Phenomenological and Mechanistic Modeling of Gene Regulatory Dynamics in Cell Differentiation Using Single-Cell Data

Overview

Single-cell genomics technologies now capture cellular differentiation trajectories at unprecedented resolution, yet interpretable frameworks explaining the regulatory forces driving these transitions remain lacking. While we can observe what cells become, understanding why and how fate decisions occur at the molecular level remains elusive. Current computational approaches face a fundamental trade-off: gene regulatory network inference methods identify potential regulatory relationships but ignore temporal dynamics, while RNA velocity models reconstruct differentiation trajectories but lack explicit network representations. This dichotomy limits translation of observational data into actionable mechanistic insights and presents a critical barrier for rational engineering of cellular differentiation in regenerative medicine.

This dissertation develops integrated phenomenological and mechanistic modeling frameworks that maintain biological interpretability while capturing regulatory dynamics during cellular differentiation. We present the scHopfield framework, a novel computational method integrating Hopfield network dynamics with Hill kinetics and RNA velocity models, enabling cell-type-specific network inference with mechanistic interpretability. Through validation on simulated data and canonical differentiation systems such as pancreatic endocrinogenesis and hematopoietic development, we quantitatively validate Waddington’s landscape hypothesis and identify regulatory drivers through integrated analysis of energy landscapes, network architecture, and local stability dynamics.

We establish three key results. First, scaffold-guided network inference achieves superior accuracy compared to de novo approaches when prior knowledge from chromatin accessibility guides inference while preserving flexibility for context-specific discovery. Second, quantitative analysis validates Waddington’s hypothesis: cells systematically move down energy gradients during differentiation, with progenitor states exhibiting higher and more variable energies than differentiated cells. Third, integrated analysis combining energy-gene expression correlations, network centrality metrics, and Jacobian eigenvalue decomposition identifies established master regulators such as GATA1, SPI1, and CEBPA along with novel relationships including GATA2’s role in neutrophil specification.

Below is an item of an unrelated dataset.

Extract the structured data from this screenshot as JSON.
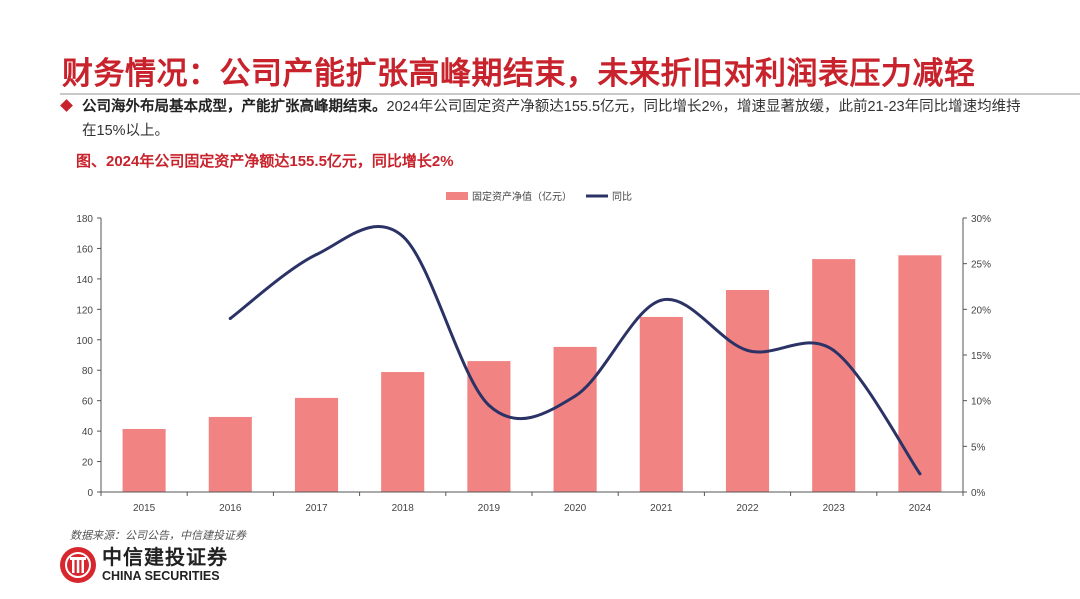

These results show that mechanistic interpretability and predictive accuracy are compatible. The scHopfield framework provides practical tools for identifying stage-specific regulatory drivers and bottleneck genes controlling fate decisions. For regenerative medicine, the energy landscape framework offers quantitative metrics for assessing differentiation efficiency and predicting which interventions effectively guide cells toward desired fates. Identifying master regulators through convergent evidence reduces false positives inherent in single computational methods.

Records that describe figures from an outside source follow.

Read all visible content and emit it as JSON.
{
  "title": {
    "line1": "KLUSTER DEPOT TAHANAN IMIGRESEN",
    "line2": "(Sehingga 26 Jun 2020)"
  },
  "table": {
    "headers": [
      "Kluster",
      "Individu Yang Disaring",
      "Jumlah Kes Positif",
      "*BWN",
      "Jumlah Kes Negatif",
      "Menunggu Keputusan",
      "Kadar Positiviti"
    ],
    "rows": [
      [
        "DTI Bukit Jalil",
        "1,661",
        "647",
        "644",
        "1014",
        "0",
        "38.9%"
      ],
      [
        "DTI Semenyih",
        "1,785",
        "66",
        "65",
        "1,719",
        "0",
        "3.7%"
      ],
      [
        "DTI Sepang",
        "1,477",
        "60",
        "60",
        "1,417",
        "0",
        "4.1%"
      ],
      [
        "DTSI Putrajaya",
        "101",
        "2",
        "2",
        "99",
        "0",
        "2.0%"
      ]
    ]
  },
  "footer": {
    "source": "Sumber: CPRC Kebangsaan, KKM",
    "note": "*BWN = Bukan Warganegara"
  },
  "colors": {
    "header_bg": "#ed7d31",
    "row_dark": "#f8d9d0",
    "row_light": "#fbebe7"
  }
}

This work opens new directions for systems biology in the multi-omics era. As single-cell profiling expands to incorporate spatial context, chromatin accessibility, and protein abundance, interpretable frameworks that maintain mechanistic understanding while integrating diverse data will become essential. The principles demonstrated here, maintaining biological interpretability within machine learning frameworks, leveraging prior knowledge without sacrificing discovery flexibility, and validating predictions through convergent evidence, provide a roadmap for next-generation computational approaches to address fundamental questions in development, disease progression, and cellular reprogramming wherever regulatory dynamics govern biological state transitions.